In the Tall Grass

One of Netflix’s latest horror films, “In the Tall Grass” is a film adaptation of a novel by the prominent author Stephen King and his son Joe Hill. While I’m a huge horror fan and haven’t read the book yet, I’m not sure If I’ll ever get around to it considering how off-putting this film was.


The film’s plot had potential, as I’m sure the novel does. It follows a brother and sister who seem to be traveling and then are halted on the side of the road so the sister, Becky, can throw up due to her pregnancy. She then hears a child pleading for help in the tall grass off the side of the road. Her and her brother, Cal, proceed into the grass.
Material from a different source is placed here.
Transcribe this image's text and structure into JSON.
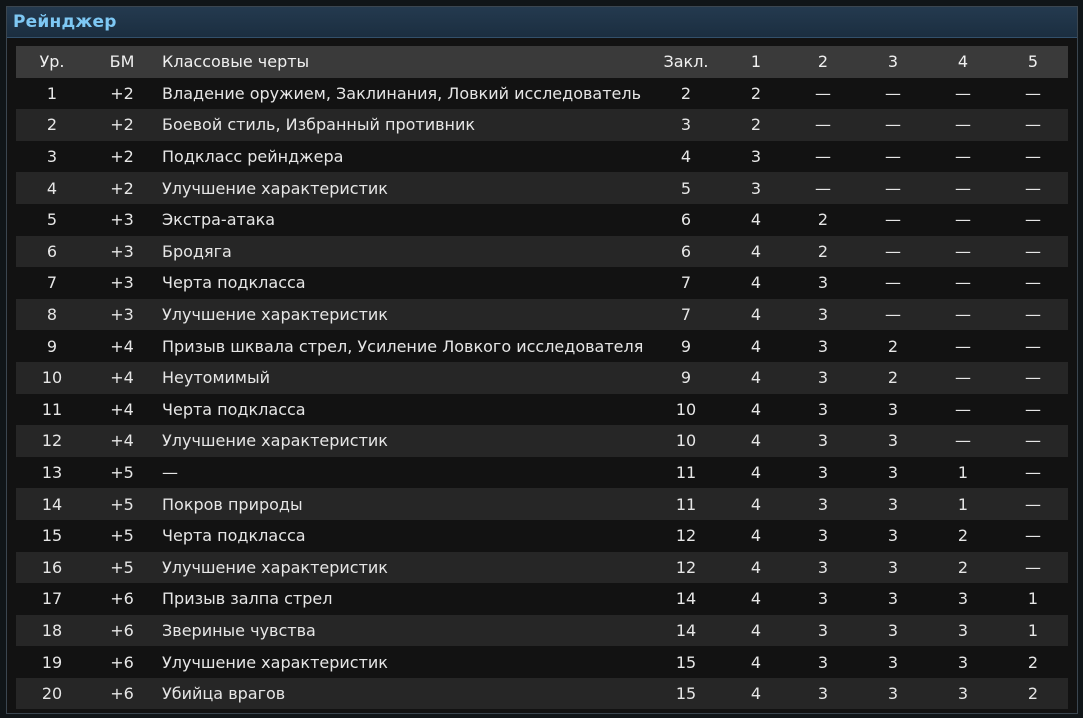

Typical horror movie fashion, the duo ends up splitting up in the grass, cell service doesn’t work and one person even forgot their phone. What’s interesting is not only can they hear each other's voices through the grass, but they can also hear the boy, Tobin, who lured them in by asking for help.


The grass, as expected, seems to not offer them a way out. It leaves you guessing for a majority of the film what exactly is wrong with the grass, if you will. Is it possessed? Cursed? Is it really just a never-ending maze with no way out or are the people trapped in the grass just actually stupid? I don’t want to give up any spoilers but all I can say is you may not understand what exactly is the answer to that question, directly after the movie ends, at least I didn’t.
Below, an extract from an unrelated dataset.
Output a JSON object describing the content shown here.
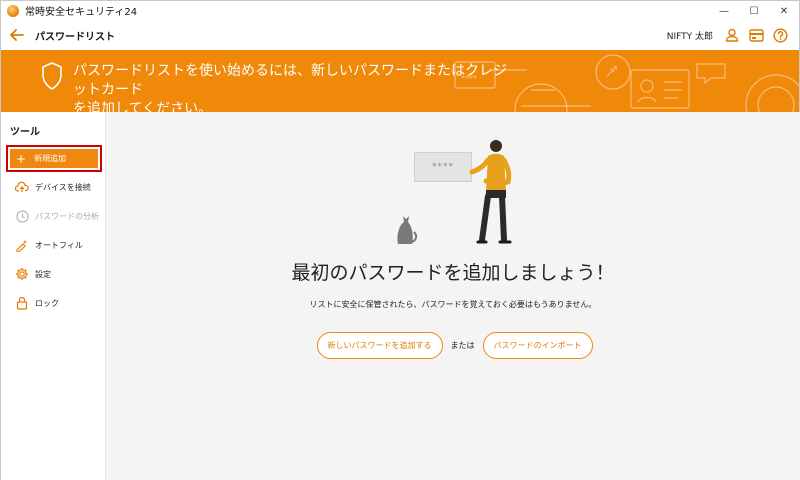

There are multiple layers to the film, and the grass, which brings in several other characters. Not only have Cal and Becky entered the grass, but Tobin is in the grass with his dad, mom and dog. The father of Becky’s unborn child also finds himself immersed in the tall grass eventually. 


“In the Tall Grass” is full of hallucination tactics, building up the potential with character development, creepy music and changes in both the present and past. While I can’t put my finger on exactly what makes the mystery of the film so… mysterious, because I’m not a fan of spoilers, I wish they could have done a better job with explaining that portion directly. It’s not really explained why they seem to be stuck in the grass until the very end.


The film was simply confusing but it did have a good creep effect. I found myself covering my eyes during some parts but asking a lot of questions at the end. Not downplaying Netflix as some of my favorite shows and movies have come from the streaming service, such as “Dead to Me” and “Stranger Things,” but I think there is a reason this film adaptation didn’t make it to the big screen. 


Other films based on King’s book such as “It,” “Pet Sematary” and even older films such as “The Shining” and “Carrie” were definitely favorites among most horror fans. I believe if this film were brought to theatres, it wouldn’t have thrived even one bit in the box office.


While I wouldn’t go out of my way to recommend this to someone, I wouldn’t knock it either. I only watched the movie because it came up in the “new” category and I don’t regret watching the film. However, I wouldn't go into with high expectations just because it’s based off a Stephen King novel.


The views expressed are those of the writer and not necessarily those of The Torch.